Ces deux analogies de l’art nouveau avec certaines formes des époques révolues sont, il est facile de le voir, diamétralement opposées. La première est tout extérieure et n’a pour cela aucun avenir.

La seconde est intérieure et pour cela porte en elle le germe de l’avenir. Après la période de tentation matérialiste à laquelle elle a apparemment succombé et qu’elle écarte cependant comme une tentation mauvaise, l’âme émerge, affinée par la lutte et la douleur. Des sentiments plus grossiers, tels que la peur, la joie, la tristesse, qui auraient pu durant la période de la tentation servir de contenu à l’art, n’attireront guère l’artiste. Il s’efforcera d’éveiller des sentiments plus fins, qui n’ont pas de nom. Lui-même vit une existence complexe, relativement raffinée et l’œuvre qui aura jailli de lui provoquera, chez le spectateur qui en est capable , des émotions plus délicates qui ne peuvent s’exprimer par nos mots.
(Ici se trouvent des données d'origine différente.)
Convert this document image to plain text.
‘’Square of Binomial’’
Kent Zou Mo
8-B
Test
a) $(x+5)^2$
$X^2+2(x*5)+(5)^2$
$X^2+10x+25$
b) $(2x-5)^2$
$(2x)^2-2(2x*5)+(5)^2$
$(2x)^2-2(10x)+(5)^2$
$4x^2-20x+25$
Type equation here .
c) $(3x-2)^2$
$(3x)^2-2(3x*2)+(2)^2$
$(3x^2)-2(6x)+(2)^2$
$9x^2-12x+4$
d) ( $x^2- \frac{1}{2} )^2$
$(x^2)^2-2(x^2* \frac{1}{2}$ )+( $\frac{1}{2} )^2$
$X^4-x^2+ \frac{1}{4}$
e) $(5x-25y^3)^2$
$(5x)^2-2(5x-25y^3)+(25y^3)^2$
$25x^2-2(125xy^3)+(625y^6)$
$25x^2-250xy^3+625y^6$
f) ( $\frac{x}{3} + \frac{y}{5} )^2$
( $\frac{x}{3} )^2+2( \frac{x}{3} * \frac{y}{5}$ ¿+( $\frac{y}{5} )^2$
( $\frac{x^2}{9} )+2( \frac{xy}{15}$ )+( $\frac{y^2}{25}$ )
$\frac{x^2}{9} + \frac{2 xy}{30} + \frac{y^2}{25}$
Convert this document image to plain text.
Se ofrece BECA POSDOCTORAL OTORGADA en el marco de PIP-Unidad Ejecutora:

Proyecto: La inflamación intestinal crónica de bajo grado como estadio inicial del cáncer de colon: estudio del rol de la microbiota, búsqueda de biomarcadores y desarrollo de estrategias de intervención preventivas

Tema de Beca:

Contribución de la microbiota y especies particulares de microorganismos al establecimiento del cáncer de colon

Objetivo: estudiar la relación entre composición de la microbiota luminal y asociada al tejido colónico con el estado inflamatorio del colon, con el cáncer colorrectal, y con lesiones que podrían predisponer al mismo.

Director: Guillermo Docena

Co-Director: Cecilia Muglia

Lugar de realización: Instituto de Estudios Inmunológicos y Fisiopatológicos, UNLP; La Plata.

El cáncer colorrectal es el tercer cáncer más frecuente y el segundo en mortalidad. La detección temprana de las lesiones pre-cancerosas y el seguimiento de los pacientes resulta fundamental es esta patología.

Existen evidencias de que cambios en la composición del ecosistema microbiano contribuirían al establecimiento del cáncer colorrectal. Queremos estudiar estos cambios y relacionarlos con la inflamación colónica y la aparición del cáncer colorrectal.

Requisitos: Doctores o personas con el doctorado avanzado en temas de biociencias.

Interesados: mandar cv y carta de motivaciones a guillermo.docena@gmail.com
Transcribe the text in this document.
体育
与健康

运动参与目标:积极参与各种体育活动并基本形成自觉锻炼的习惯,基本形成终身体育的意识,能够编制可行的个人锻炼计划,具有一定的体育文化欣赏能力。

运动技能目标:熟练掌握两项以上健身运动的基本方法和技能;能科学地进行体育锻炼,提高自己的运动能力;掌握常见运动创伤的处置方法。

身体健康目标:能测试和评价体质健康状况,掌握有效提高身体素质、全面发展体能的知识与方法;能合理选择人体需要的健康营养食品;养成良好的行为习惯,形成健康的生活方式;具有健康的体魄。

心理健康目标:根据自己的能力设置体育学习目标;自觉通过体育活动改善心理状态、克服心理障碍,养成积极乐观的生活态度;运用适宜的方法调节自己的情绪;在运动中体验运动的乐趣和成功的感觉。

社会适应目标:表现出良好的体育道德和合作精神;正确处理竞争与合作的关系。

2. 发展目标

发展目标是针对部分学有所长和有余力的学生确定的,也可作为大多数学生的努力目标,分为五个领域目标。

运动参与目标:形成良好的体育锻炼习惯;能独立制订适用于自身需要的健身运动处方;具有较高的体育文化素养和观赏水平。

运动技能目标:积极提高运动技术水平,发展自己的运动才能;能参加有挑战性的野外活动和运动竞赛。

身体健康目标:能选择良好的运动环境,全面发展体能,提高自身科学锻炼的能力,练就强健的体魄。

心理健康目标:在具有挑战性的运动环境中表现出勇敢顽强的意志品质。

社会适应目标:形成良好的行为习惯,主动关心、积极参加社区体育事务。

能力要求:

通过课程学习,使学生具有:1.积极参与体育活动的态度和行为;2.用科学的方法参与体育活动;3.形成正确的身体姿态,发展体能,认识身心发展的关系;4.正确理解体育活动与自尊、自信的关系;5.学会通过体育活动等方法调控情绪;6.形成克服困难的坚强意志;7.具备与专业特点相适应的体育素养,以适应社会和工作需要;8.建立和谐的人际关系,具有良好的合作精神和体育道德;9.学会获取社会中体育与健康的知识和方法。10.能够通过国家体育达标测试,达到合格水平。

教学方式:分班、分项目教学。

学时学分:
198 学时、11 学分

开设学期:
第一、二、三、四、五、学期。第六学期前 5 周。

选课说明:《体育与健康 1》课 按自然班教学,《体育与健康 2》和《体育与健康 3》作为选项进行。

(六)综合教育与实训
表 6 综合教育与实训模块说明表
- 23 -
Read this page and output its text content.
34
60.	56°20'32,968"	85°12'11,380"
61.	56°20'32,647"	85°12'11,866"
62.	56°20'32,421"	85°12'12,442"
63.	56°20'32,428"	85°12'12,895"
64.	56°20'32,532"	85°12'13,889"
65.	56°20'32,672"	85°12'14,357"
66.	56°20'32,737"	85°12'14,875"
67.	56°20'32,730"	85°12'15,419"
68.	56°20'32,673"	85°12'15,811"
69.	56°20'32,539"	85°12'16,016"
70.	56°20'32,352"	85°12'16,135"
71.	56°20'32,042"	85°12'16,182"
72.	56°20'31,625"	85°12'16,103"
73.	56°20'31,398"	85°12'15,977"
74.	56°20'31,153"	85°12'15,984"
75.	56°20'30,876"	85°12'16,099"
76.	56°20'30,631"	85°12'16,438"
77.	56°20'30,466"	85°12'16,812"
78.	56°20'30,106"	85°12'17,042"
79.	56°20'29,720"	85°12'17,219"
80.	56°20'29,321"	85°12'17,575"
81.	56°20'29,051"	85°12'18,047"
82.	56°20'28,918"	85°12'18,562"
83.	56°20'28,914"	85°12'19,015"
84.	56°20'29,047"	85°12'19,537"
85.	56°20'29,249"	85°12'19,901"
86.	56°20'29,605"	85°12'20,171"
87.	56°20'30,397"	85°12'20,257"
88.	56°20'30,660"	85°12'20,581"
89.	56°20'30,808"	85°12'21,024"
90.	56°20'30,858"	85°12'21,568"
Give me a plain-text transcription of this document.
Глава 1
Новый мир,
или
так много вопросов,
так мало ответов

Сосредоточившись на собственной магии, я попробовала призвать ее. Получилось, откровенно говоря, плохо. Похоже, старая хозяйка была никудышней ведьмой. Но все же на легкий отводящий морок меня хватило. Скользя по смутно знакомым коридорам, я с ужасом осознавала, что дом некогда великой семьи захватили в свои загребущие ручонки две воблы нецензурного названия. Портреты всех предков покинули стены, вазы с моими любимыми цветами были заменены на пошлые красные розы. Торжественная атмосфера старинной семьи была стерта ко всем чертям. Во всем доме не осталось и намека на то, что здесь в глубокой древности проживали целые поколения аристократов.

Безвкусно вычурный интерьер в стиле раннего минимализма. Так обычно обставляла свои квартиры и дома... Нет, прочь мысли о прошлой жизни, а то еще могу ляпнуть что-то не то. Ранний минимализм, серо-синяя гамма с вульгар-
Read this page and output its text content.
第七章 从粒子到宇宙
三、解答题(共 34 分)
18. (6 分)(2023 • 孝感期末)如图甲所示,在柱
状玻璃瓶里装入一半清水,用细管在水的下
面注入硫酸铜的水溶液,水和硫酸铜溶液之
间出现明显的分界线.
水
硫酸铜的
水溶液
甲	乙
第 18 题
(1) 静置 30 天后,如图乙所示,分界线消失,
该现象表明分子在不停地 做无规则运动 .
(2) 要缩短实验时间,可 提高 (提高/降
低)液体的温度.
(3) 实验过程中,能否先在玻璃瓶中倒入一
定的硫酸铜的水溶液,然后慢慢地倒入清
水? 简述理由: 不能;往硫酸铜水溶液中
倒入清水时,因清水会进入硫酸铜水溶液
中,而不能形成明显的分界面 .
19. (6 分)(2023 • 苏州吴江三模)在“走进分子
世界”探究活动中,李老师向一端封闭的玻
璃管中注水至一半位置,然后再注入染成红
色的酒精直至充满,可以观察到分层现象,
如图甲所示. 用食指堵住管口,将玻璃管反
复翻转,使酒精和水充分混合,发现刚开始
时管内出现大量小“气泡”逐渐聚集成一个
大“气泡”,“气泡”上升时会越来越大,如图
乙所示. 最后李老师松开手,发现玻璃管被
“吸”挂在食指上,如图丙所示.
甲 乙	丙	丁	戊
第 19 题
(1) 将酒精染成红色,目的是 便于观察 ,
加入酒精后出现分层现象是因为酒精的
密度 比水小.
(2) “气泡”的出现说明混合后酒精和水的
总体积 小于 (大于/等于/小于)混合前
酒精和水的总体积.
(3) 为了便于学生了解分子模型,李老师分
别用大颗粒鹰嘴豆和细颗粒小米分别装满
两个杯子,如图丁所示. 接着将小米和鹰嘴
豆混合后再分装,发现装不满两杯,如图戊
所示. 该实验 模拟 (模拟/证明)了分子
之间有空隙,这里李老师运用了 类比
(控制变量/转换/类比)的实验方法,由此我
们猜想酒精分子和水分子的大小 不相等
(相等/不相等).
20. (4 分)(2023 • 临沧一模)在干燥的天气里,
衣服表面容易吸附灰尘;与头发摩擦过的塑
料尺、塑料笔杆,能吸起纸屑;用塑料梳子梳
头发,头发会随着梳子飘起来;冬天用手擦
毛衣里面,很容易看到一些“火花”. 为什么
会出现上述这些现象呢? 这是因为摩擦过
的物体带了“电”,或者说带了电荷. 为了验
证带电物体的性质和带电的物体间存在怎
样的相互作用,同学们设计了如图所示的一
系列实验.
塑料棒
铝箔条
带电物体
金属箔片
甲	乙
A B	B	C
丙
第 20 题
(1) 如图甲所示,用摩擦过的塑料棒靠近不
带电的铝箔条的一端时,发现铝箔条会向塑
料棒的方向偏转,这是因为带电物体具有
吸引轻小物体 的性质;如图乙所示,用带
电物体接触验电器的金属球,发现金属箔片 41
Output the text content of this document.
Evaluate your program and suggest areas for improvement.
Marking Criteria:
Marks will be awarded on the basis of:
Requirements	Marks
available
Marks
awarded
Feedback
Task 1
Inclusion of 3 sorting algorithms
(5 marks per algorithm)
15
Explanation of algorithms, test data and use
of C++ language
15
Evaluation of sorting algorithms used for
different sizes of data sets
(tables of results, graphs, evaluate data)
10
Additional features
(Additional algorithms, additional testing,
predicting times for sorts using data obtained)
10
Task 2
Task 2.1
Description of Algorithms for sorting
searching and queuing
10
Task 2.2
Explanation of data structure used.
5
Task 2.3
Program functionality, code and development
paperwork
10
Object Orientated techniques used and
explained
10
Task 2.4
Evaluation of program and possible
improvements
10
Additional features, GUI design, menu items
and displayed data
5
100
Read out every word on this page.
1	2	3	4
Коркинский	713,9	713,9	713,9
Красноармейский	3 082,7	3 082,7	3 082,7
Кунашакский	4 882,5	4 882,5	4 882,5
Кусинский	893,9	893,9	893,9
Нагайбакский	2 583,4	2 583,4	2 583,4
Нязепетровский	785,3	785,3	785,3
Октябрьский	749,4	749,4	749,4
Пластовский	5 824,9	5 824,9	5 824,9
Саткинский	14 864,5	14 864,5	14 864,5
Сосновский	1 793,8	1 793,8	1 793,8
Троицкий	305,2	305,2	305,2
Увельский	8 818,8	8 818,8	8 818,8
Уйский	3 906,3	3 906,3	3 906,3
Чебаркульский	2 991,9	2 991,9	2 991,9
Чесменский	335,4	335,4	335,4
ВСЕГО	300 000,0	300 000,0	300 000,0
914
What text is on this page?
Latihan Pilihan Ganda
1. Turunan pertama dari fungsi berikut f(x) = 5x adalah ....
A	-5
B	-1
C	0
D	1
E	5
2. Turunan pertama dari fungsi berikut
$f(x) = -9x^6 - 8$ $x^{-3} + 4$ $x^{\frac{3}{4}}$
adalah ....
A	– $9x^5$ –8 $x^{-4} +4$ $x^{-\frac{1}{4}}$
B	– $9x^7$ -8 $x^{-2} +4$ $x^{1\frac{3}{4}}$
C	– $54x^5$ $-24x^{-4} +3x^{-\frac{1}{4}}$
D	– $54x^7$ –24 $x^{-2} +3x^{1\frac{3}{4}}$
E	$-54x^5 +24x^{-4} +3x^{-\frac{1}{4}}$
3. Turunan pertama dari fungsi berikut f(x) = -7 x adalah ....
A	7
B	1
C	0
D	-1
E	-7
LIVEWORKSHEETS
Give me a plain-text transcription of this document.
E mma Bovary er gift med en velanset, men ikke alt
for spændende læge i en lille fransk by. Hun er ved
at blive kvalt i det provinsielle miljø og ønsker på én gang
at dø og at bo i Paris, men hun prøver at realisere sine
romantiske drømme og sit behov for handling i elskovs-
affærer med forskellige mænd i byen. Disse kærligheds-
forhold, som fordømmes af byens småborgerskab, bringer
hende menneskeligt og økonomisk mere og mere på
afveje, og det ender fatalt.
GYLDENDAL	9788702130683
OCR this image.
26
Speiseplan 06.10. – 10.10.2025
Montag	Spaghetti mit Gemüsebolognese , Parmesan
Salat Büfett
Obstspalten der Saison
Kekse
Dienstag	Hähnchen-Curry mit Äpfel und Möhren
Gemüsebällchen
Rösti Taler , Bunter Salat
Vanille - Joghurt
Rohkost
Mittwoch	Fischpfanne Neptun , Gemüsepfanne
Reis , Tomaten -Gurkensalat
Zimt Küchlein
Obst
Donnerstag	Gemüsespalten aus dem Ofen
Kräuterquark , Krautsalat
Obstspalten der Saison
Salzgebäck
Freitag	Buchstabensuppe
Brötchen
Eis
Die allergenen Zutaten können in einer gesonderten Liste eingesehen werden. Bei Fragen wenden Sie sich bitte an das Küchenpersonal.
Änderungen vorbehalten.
L’autre art, susceptible d’autres développements, prend également racine dans son époque spirituelle, mais n’en est pas seulement le miroir et l’écho ; bien au contraire, il possède une force d’éveil prophétique qui peut avoir une profonde influence.

Immanquablement un homme surgit alors, l’un de nous, en tous points notre semblable, mais doué d’une mystérieuse puissance de « vision ».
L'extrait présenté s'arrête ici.